By Steven C. Johnson

NEW YORK (Reuters) - U.S. consumers' mood improved as 2013 drew to a close, with many optimistic about their future job prospects, while home prices rose again in October, though the pace of gains slowed.

The data releases provided more evidence of strength in the U.S. economy, which appears to have overcome headwinds caused by an autumn government shutdown, higher taxes and rising mortgage rates.

"Things still look pretty solid at the end of 2013. We had better GDP growth even though interest rates have gone up with the Fed," said Gus Faucher, senior economist at PNC Financial Services, adding "2014 will be a better year with less fiscal drag."

The rise in the Conference Board's index of consumer attitudes to 78.1 in December brought it to within reach of levels last seen before a standoff in Congress over fiscal policy caused the government to shut down in October.

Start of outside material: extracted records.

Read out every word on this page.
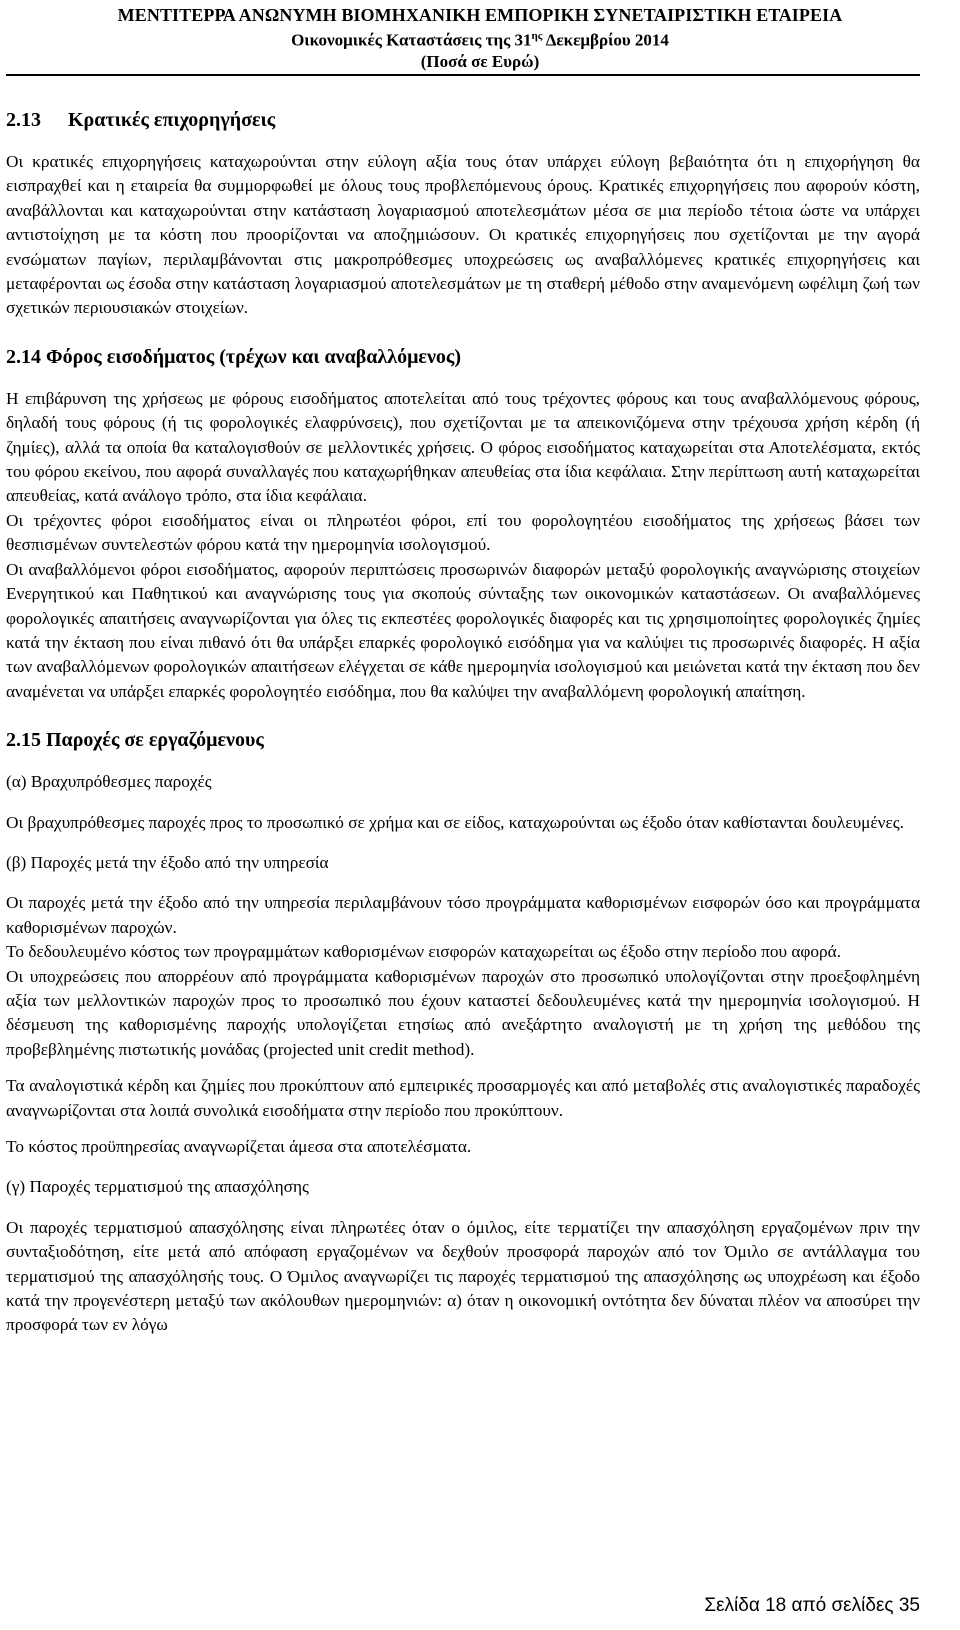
ΜΕΝΤΙΤΕΡΡΑ ΑΝΩΝΥΜΗ ΒΙΟΜΗΧΑΝΙΚΗ ΕΜΠΟΡΙΚΗ ΣΥΝΕΤΑΙΡΙΣΤΙΚΗ ΕΤΑΙΡΕΙΑ
Οικονομικές Καταστάσεις της $31^{\eta\varsigma}$ Δεκεμβρίου 2014
(Ποσά σε Ευρώ)
2.13 Κρατικές επιχορηγήσεις

Οι κρατικές επιχορηγήσεις καταχωρούνται στην εύλογη αξία τους όταν υπάρχει εύλογη βεβαιότητα ότι η επιχορήγηση θα εισπραχθεί και η εταιρεία θα συμμορφωθεί με όλους τους προβλεπόμενους όρους. Κρατικές επιχορηγήσεις που αφορούν κόστη, αναβάλλονται και καταχωρούνται στην κατάσταση λογαριασμού αποτελεσμάτων μέσα σε μια περίοδο τέτοια ώστε να υπάρχει αντιστοίχηση με τα κόστη που προορίζονται να αποζημιώσουν. Οι κρατικές επιχορηγήσεις που σχετίζονται με την αγορά ενσώματων παγίων, περιλαμβάνονται στις μακροπρόθεσμες υποχρεώσεις ως αναβαλλόμενες κρατικές επιχορηγήσεις και μεταφέρονται ως έσοδα στην κατάσταση λογαριασμού αποτελεσμάτων με τη σταθερή μέθοδο στην αναμενόμενη ωφέλιμη ζωή των σχετικών περιουσιακών στοιχείων.

2.14 Φόρος εισοδήματος (τρέχων και αναβαλλόμενος)

Η επιβάρυνση της χρήσεως με φόρους εισοδήματος αποτελείται από τους τρέχοντες φόρους και τους αναβαλλόμενους φόρους, δηλαδή τους φόρους (ή τις φορολογικές ελαφρύνσεις), που σχετίζονται με τα απεικονιζόμενα στην τρέχουσα χρήση κέρδη (ή ζημίες), αλλά τα οποία θα καταλογισθούν σε μελλοντικές χρήσεις. Ο φόρος εισοδήματος καταχωρείται στα Αποτελέσματα, εκτός του φόρου εκείνου, που αφορά συναλλαγές που καταχωρήθηκαν απευθείας στα ίδια κεφάλαια. Στην περίπτωση αυτή καταχωρείται απευθείας, κατά ανάλογο τρόπο, στα ίδια κεφάλαια.

Οι τρέχοντες φόροι εισοδήματος είναι οι πληρωτέοι φόροι, επί του φορολογητέου εισοδήματος της χρήσεως βάσει των θεσπισμένων συντελεστών φόρου κατά την ημερομηνία ισολογισμού.

Οι αναβαλλόμενοι φόροι εισοδήματος, αφορούν περιπτώσεις προσωρινών διαφορών μεταξύ φορολογικής αναγνώρισης στοιχείων Ενεργητικού και Παθητικού και αναγνώρισης τους για σκοπούς σύνταξης των οικονομικών καταστάσεων. Οι αναβαλλόμενες φορολογικές απαιτήσεις αναγνωρίζονται για όλες τις εκπεστέες φορολογικές διαφορές και τις χρησιμοποίητες φορολογικές ζημίες κατά την έκταση που είναι πιθανό ότι θα υπάρξει επαρκές φορολογικό εισόδημα για να καλύψει τις προσωρινές διαφορές. Η αξία των αναβαλλόμενων φορολογικών απαιτήσεων ελέγχεται σε κάθε ημερομηνία ισολογισμού και μειώνεται κατά την έκταση που δεν αναμένεται να υπάρξει επαρκές φορολογητέο εισόδημα, που θα καλύψει την αναβαλλόμενη φορολογική απαίτηση.

2.15 Παροχές σε εργαζόμενους
(α) Βραχυπρόθεσμες παροχές

Οι βραχυπρόθεσμες παροχές προς το προσωπικό σε χρήμα και σε είδος, καταχωρούνται ως έξοδο όταν καθίστανται δουλευμένες.

(β) Παροχές μετά την έξοδο από την υπηρεσία

Οι παροχές μετά την έξοδο από την υπηρεσία περιλαμβάνουν τόσο προγράμματα καθορισμένων εισφορών όσο και προγράμματα καθορισμένων παροχών.

Το δεδουλευμένο κόστος των προγραμμάτων καθορισμένων εισφορών καταχωρείται ως έξοδο στην περίοδο που αφορά.

Οι υποχρεώσεις που απορρέουν από προγράμματα καθορισμένων παροχών στο προσωπικό υπολογίζονται στην προεξοφλημένη αξία των μελλοντικών παροχών προς το προσωπικό που έχουν καταστεί δεδουλευμένες κατά την ημερομηνία ισολογισμού. Η δέσμευση της καθορισμένης παροχής υπολογίζεται ετησίως από ανεξάρτητο αναλογιστή με τη χρήση της μεθόδου της προβεβλημένης πιστωτικής μονάδας (projected unit credit method).

Τα αναλογιστικά κέρδη και ζημίες που προκύπτουν από εμπειρικές προσαρμογές και από μεταβολές στις αναλογιστικές παραδοχές αναγνωρίζονται στα λοιπά συνολικά εισοδήματα στην περίοδο που προκύπτουν.

Το κόστος προϋπηρεσίας αναγνωρίζεται άμεσα στα αποτελέσματα.

(γ) Παροχές τερματισμού της απασχόλησης

Οι παροχές τερματισμού απασχόλησης είναι πληρωτέες όταν ο όμιλος, είτε τερματίζει την απασχόληση εργαζομένων πριν την συνταξιοδότηση, είτε μετά από απόφαση εργαζομένων να δεχθούν προσφορά παροχών από τον Όμιλο σε αντάλλαγμα του τερματισμού της απασχόλησής τους. Ο Όμιλος αναγνωρίζει τις παροχές τερματισμού της απασχόλησης ως υποχρέωση και έξοδο κατά την προγενέστερη μεταξύ των ακόλουθων ημερομηνιών: α) όταν η οικονομική οντότητα δεν δύναται πλέον να αποσύρει την προσφορά των εν λόγω

Σελίδα 18 από σελίδες 35
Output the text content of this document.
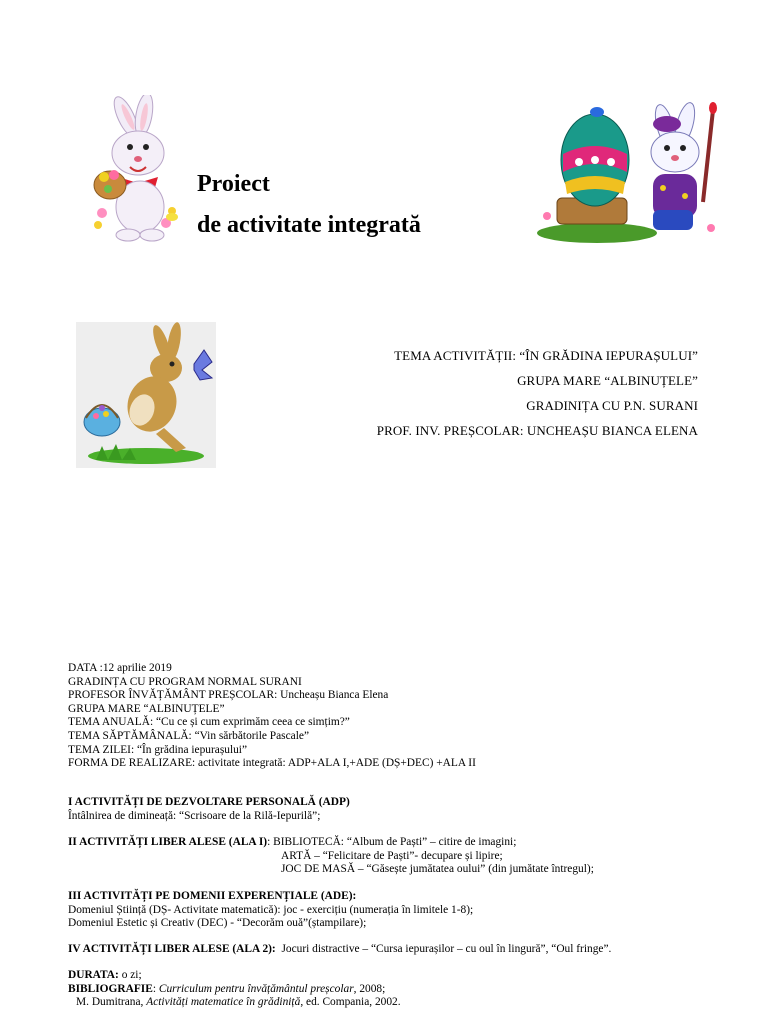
Proiect
de activitate integrată
TEMA ACTIVITĂȚII: “ÎN GRĂDINA IEPURAȘULUI”
GRUPA MARE “ALBINUȚELE”
GRADINIȚA CU P.N. SURANI
PROF. INV. PREȘCOLAR: UNCHEAȘU BIANCA ELENA
DATA :12 aprilie 2019
GRADINȚA CU PROGRAM NORMAL SURANI
PROFESOR ÎNVĂȚĂMÂNT PREȘCOLAR: Uncheașu Bianca Elena
GRUPA MARE “ALBINUȚELE”
TEMA ANUALĂ: “Cu ce și cum exprimăm ceea ce simțim?”
TEMA SĂPTĂMÂNALĂ: “Vin sărbătorile Pascale”
TEMA ZILEI: “În grădina iepurașului”
FORMA DE REALIZARE: activitate integrată: ADP+ALA I,+ADE (DȘ+DEC) +ALA II
I ACTIVITĂȚI DE DEZVOLTARE PERSONALĂ (ADP)
Întâlnirea de dimineață: “Scrisoare de la Rilă-Iepurilă”;
II ACTIVITĂȚI LIBER ALESE (ALA I): BIBLIOTECĂ: “Album de Paști” – citire de imagini;
ARTĂ – “Felicitare de Paști”- decupare și lipire;
JOC DE MASĂ – “Găsește jumătatea oului” (din jumătate întregul);
III ACTIVITĂȚI PE DOMENII EXPERENȚIALE (ADE):
Domeniul Știință (DȘ- Activitate matematică): joc - exercițiu (numerația în limitele 1-8);
Domeniul Estetic și Creativ (DEC) - “Decorăm ouă”(ștampilare);
IV ACTIVITĂȚI LIBER ALESE (ALA 2): Jocuri distractive – “Cursa iepurașilor – cu oul în lingură”, “Oul fringe”.
DURATA: o zi;
BIBLIOGRAFIE: Curriculum pentru învățământul preșcolar, 2008;
M. Dumitrana, Activități matematice în grădiniță, ed. Compania, 2002.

Consumers were optimistic about the present - the present situation index hit its highest level since April, 2008 - and the future, particularly the job outlook.

"Despite the many challenges throughout 2013, consumers are in better spirits today than when the year began," Lynn Franco, director of economic indicators at The Conference Board, said in a statement.

A separate report showed the S&P/Case Shiller composite index of home prices in 20 metropolitan areas increased 13.6 percent in October from a year ago, the strongest gain since February 2006.

Price gains on a monthly basis, however, slowed to 0.2 percent from 0.7 percent in September, suggesting higher mortgage rates have slowed home-buying activity.

Borrowing costs are expected to rise again next year as the Federal Reserve winds down its monthly asset purchases, which have helped suppress long-term interest rates since the program began 15 months ago.

"From a policy standpoint, the rebound in home prices has been a real win for the Fed," said Mark Vitner, senior economist at Wells Fargo Securities.

But next year, "the housing market will likely have to stand on its own more. We might see slower price appreciation in 2014," he said.

Even with higher borrowing costs, however, demand for accommodation is likely to keep supporting residential construction as it recovers from multi-decade lows.

A separate report Tuesday showed that business activity in the U.S. Midwest slowed in December for a second straight month, a sign that manufacturing activity in the region was cooling off. Employment in the sector retreated to its lowest since April.

Nationwide, manufacturing has recovered strongly over the second half of the year after contracting briefly in May.